Anyone with a vegetable garden knows what can
happen to zucchini when you turn your back on them for even one day.

One day the vegetables are little baby orbs at the end of a stem. But in the dark of the night when you’re not watching, they mainstream steroids, and morph into something nearing the size of a baseball bat.
So for all of you with an abundance of zucchini, here’s another way to use those babies.

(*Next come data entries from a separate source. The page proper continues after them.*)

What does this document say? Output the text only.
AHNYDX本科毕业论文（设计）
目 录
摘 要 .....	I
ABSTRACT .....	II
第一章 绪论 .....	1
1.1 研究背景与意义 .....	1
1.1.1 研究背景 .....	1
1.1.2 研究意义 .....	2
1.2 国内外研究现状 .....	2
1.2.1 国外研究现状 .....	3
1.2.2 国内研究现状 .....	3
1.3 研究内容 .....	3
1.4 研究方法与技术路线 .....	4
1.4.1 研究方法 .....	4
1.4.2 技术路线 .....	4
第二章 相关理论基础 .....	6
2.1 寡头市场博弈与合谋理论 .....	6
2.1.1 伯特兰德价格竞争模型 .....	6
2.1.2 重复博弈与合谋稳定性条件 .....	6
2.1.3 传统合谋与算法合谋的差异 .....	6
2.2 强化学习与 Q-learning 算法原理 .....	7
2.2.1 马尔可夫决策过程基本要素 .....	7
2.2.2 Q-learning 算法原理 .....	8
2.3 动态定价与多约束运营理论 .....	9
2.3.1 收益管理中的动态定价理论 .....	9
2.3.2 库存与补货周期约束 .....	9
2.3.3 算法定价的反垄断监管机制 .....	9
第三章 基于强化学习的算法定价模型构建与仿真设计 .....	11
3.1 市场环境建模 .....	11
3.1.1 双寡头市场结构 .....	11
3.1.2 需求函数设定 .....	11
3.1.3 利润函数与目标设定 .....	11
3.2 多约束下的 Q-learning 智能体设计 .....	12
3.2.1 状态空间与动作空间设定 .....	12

Just check your garden regularly though, and pick your zucchini before they’re large enough to hit second base.
In this recipe, I use the round variety, but you can use the long ones equally as well.

Stuffed Baked Zucchini

4 small round, or long zucchini
1/4 cup onion, diced
1 clove garlic, minced
1 T. olive oil
1 cup ricotta cheese
1/4 cup parmesan cheese
2 eggs
salt, pepper
fresh basil or parsley, chopped

Trim the stem off the zucchini, and place in boiling water for about 5 minutes.
Cool, then cut in half and scoop out interior of zucchini.
Salt and pepper the hollowed out zucchini.
Chop the part you scoop out and saute at high heat, along with the onion, in olive oil, until most of the water has evaporated from the zucchini.
In a bowl, place ricotta, eggs, parmesan cheese, salt, pepper and herbs.
Add the sauteed, chopped zucchini and onion to the ricotta mix and stir.
Place some of the filling inside each of the hollowed-out zucchini, sprinkle more parmesan cheese on top, and bake at 425 degrees for about 30-40 minutes.